I waited a few days before posting the information and when NOAA sent out their bulletin, I waited another day to post my info and photos!

Here is what I know and was told: This NARW has not been matched and is not known to be involved in any ongoing entanglement case. Based on its emaciation and extreme injuries-- look at the giant healing impact bruise or cut on its left side-- this whale is in very bad shape. Look at the entanglement scars, the rope, and injuries-- it likely does not have much longer. It is not likely to be feeding, so it will probably wander and may show up just about anywhere.

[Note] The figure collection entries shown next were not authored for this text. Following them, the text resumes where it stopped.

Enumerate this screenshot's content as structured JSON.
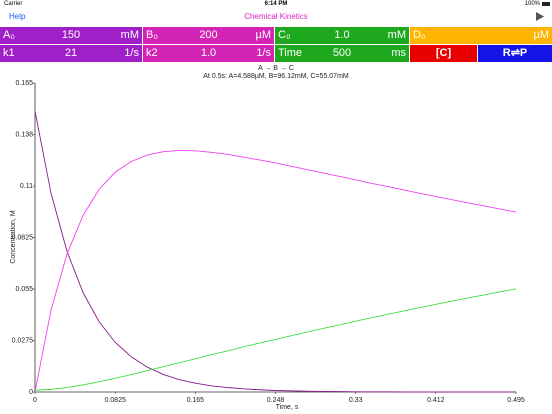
{
  "status_bar": {
    "carrier": "Carrier",
    "time": "6:14 PM",
    "battery": "100%"
  },
  "nav": {
    "left": "Help",
    "title": "Chemical Kinetics"
  },
  "parameters": {
    "row1": [
      {
        "label": "A₀",
        "value": "150",
        "unit": "mM"
      },
      {
        "label": "B₀",
        "value": "200",
        "unit": "µM"
      },
      {
        "label": "C₀",
        "value": "1.0",
        "unit": "mM"
      },
      {
        "label": "D₀",
        "unit": "µM"
      }
    ],
    "row2": [
      {
        "label": "k1",
        "value": "21",
        "unit": "1/s"
      },
      {
        "label": "k2",
        "value": "1.0",
        "unit": "1/s"
      },
      {
        "label": "Time",
        "value": "500",
        "unit": "ms"
      }
    ],
    "buttons": [
      "[C]",
      "R⇌P"
    ]
  },
  "chart_data": {
    "type": "line",
    "title": "A → B → C",
    "subtitle": "At 0.5s: A=4.588µM, B=96.12mM, C=55.07mM",
    "x_label": "Time, s",
    "y_label": "Concentration, M",
    "x": [
      0,
      0.0165,
      0.033,
      0.0495,
      0.066,
      0.0825,
      0.099,
      0.1155,
      0.132,
      0.1485,
      0.165,
      0.1815,
      0.198,
      0.2145,
      0.231,
      0.2475,
      0.264,
      0.2805,
      0.297,
      0.3135,
      0.33,
      0.3465,
      0.363,
      0.3795,
      0.396,
      0.4125,
      0.429,
      0.4455,
      0.462,
      0.4785,
      0.495
    ],
    "series": [
      {
        "color": "#8a1a8a",
        "values": [
          0.15,
          0.1061,
          0.075,
          0.053,
          0.0375,
          0.0265,
          0.0188,
          0.0133,
          0.0094,
          0.0066,
          0.0047,
          0.0033,
          0.0024,
          0.0017,
          0.0012,
          0.0008,
          0.0006,
          0.0004,
          0.0003,
          0.0002,
          0.0001,
          0.0001,
          0.0001,
          0,
          0,
          0,
          0,
          0,
          0,
          0,
          0
        ]
      },
      {
        "color": "#f040f0",
        "values": [
          0.0002,
          0.0437,
          0.0738,
          0.0944,
          0.1082,
          0.1174,
          0.1231,
          0.1265,
          0.1283,
          0.129,
          0.1288,
          0.128,
          0.1269,
          0.1254,
          0.1239,
          0.1223,
          0.1205,
          0.1187,
          0.1169,
          0.1151,
          0.1133,
          0.1114,
          0.1097,
          0.1079,
          0.1061,
          0.1044,
          0.1027,
          0.101,
          0.0994,
          0.0977,
          0.0961
        ]
      },
      {
        "color": "#40e040",
        "values": [
          0.001,
          0.0014,
          0.0024,
          0.0038,
          0.0055,
          0.0073,
          0.0093,
          0.0114,
          0.0135,
          0.0156,
          0.0177,
          0.0199,
          0.0219,
          0.0241,
          0.0261,
          0.0281,
          0.0301,
          0.0321,
          0.034,
          0.0359,
          0.0378,
          0.0397,
          0.0415,
          0.0433,
          0.0451,
          0.0468,
          0.0485,
          0.0502,
          0.0518,
          0.0535,
          0.0551
        ]
      }
    ],
    "xlim": [
      0,
      0.495
    ],
    "ylim": [
      0,
      0.165
    ],
    "xticks": [
      0,
      0.0825,
      0.165,
      {
        "value": 0.2475,
        "label": "0.248"
      },
      0.33,
      {
        "value": 0.4125,
        "label": "0.412"
      },
      0.495
    ],
    "yticks": [
      0,
      0.0275,
      0.055,
      0.0825,
      0.11,
      {
        "value": 0.1375,
        "label": "0.138"
      },
      0.165
    ],
    "grid": false
  }
}
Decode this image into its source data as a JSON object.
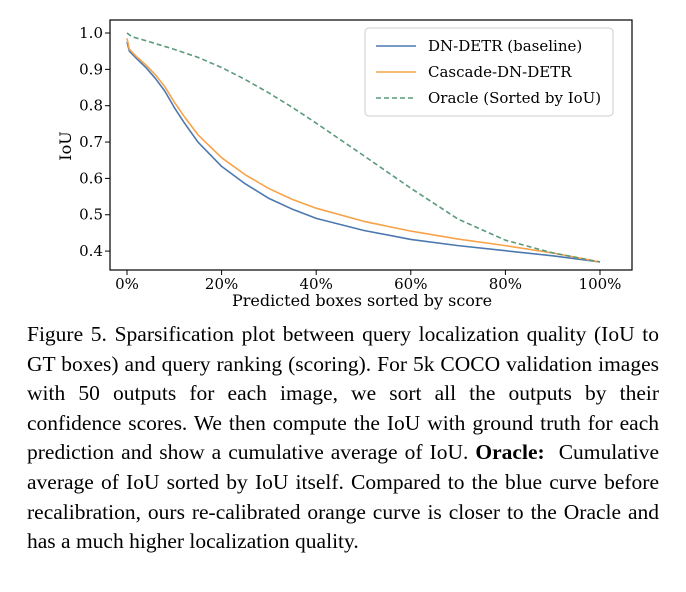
{
  "chart_data": {
    "type": "line",
    "xlabel": "Predicted boxes sorted by score",
    "ylabel": "IoU",
    "xlim": [
      0,
      100
    ],
    "ylim": [
      0.37,
      1.0
    ],
    "x_ticks": [
      "0%",
      "20%",
      "40%",
      "60%",
      "80%",
      "100%"
    ],
    "x_tick_values": [
      0,
      20,
      40,
      60,
      80,
      100
    ],
    "y_ticks": [
      "1.0",
      "0.9",
      "0.8",
      "0.7",
      "0.6",
      "0.5",
      "0.4"
    ],
    "y_tick_values": [
      1.0,
      0.9,
      0.8,
      0.7,
      0.6,
      0.5,
      0.4
    ],
    "legend_position": "top-right",
    "grid": false,
    "series": [
      {
        "name": "DN-DETR (baseline)",
        "color": "#4c78b0",
        "style": "solid",
        "x": [
          0,
          0.5,
          2,
          4,
          6,
          8,
          10,
          12,
          15,
          20,
          25,
          30,
          35,
          40,
          50,
          60,
          70,
          80,
          90,
          100
        ],
        "y": [
          0.975,
          0.95,
          0.93,
          0.905,
          0.875,
          0.84,
          0.795,
          0.755,
          0.7,
          0.633,
          0.585,
          0.545,
          0.515,
          0.49,
          0.457,
          0.432,
          0.415,
          0.401,
          0.387,
          0.37
        ]
      },
      {
        "name": "Cascade-DN-DETR",
        "color": "#f7a34a",
        "style": "solid",
        "x": [
          0,
          0.5,
          2,
          4,
          6,
          8,
          10,
          12,
          15,
          20,
          25,
          30,
          35,
          40,
          50,
          60,
          70,
          80,
          90,
          100
        ],
        "y": [
          0.985,
          0.955,
          0.935,
          0.912,
          0.885,
          0.852,
          0.81,
          0.772,
          0.72,
          0.657,
          0.61,
          0.572,
          0.542,
          0.518,
          0.482,
          0.455,
          0.433,
          0.415,
          0.395,
          0.37
        ]
      },
      {
        "name": "Oracle (Sorted by IoU)",
        "color": "#5b9a7a",
        "style": "dashed",
        "x": [
          0,
          1,
          5,
          10,
          15,
          20,
          25,
          30,
          35,
          40,
          50,
          60,
          70,
          80,
          90,
          100
        ],
        "y": [
          1.0,
          0.99,
          0.975,
          0.955,
          0.933,
          0.905,
          0.872,
          0.835,
          0.795,
          0.752,
          0.663,
          0.573,
          0.488,
          0.43,
          0.395,
          0.37
        ]
      }
    ]
  },
  "caption": {
    "lead": "Figure 5. Sparsification plot between query localization quality (IoU to GT boxes) and query ranking (scoring). For 5k COCO validation images with 50 outputs for each image, we sort all the outputs by their confidence scores. We then compute the IoU with ground truth for each prediction and show a cumulative average of IoU.",
    "bold": "Oracle:",
    "rest": "Cumulative average of IoU sorted by IoU itself. Compared to the blue curve before recalibration, ours re-calibrated orange curve is closer to the Oracle and has a much higher localization quality."
  }
}
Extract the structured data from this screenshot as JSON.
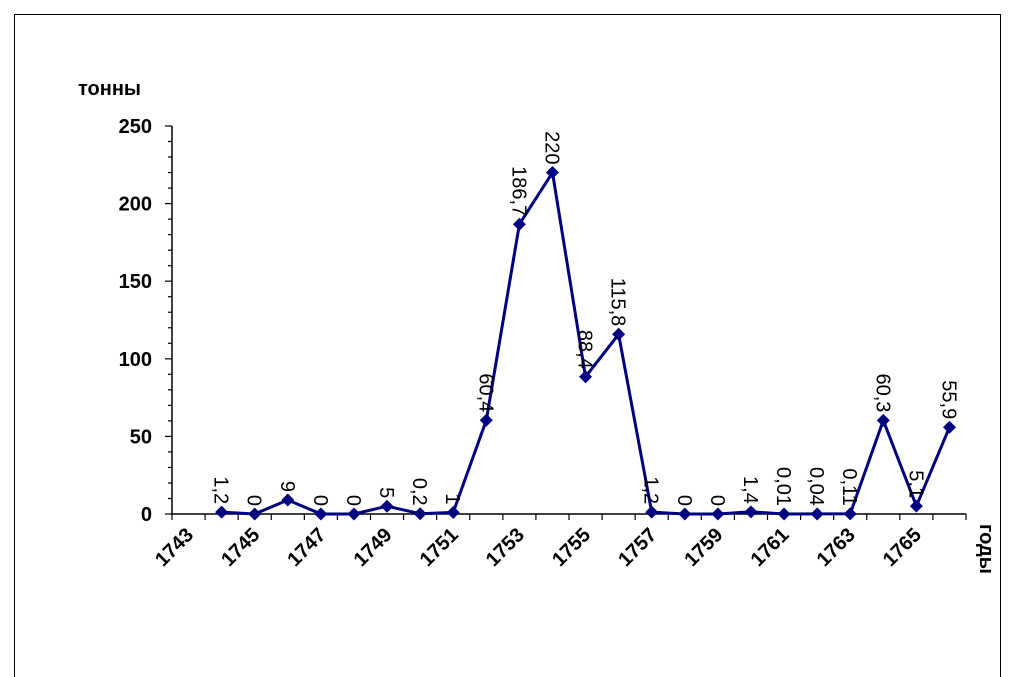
{
  "chart_data": {
    "type": "line",
    "ylabel": "тонны",
    "xlabel": "годы",
    "ylim": [
      0,
      250
    ],
    "yticks": [
      0,
      50,
      100,
      150,
      200,
      250
    ],
    "x_tick_labels": [
      "1743",
      "1745",
      "1747",
      "1749",
      "1751",
      "1753",
      "1755",
      "1757",
      "1759",
      "1761",
      "1763",
      "1765"
    ],
    "grid": false,
    "legend": "none",
    "series": [
      {
        "color": "#000080",
        "x": [
          1744,
          1745,
          1746,
          1747,
          1748,
          1749,
          1750,
          1751,
          1752,
          1753,
          1754,
          1755,
          1756,
          1757,
          1758,
          1759,
          1760,
          1761,
          1762,
          1763,
          1764,
          1765,
          1766
        ],
        "values": [
          1.2,
          0,
          9,
          0,
          0,
          5,
          0.2,
          1,
          60.4,
          186.7,
          220,
          88.4,
          115.8,
          1.2,
          0,
          0,
          1.4,
          0.01,
          0.04,
          0.11,
          60.3,
          5.1,
          55.9
        ],
        "data_labels": [
          "1,2",
          "0",
          "9",
          "0",
          "0",
          "5",
          "0,2",
          "1",
          "60,4",
          "186,7",
          "220",
          "88,4",
          "115,8",
          "1,2",
          "0",
          "0",
          "1,4",
          "0,01",
          "0,04",
          "0,11",
          "60,3",
          "5,1",
          "55,9"
        ]
      }
    ]
  }
}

We wish this NA Right Whale well; we might see it in the area next week? If we do, we will stay 1500 feet away and call all who need to know that it's still in the area.


Comments

New York Harbor Channel(non-registered)
Artie... it is distressing to hear such news. Right Whales experienced devastating injuries and fatalities in Canadian waters last year in 2019. My understanding is NARWs summer in the colder waters north of the Gulf of Maine. It would be cruel to think this whale has endured such a condition over a full migration cycle. Are you aware of any reports of entanglements in Canada or the Northeast U.S. this year? Gotham Whale does a great job of bringing awareness and protections to whales in the New York Bight Sadly, active engagement might be necessary to help bring an end to entanglements up and down the entire Eastern seaboard. Please continue your progress and let me know what citizen scientists can do to help. Thnx, Marc Hittner NYHC
Beth Miller(non-registered)
Thanks for sharing the photos and the experience. So cool to see a right whale here, but so awful that it's in bad shape.
Brian Thompson(non-registered)
Artie, this is so sad. Thank you for sharing.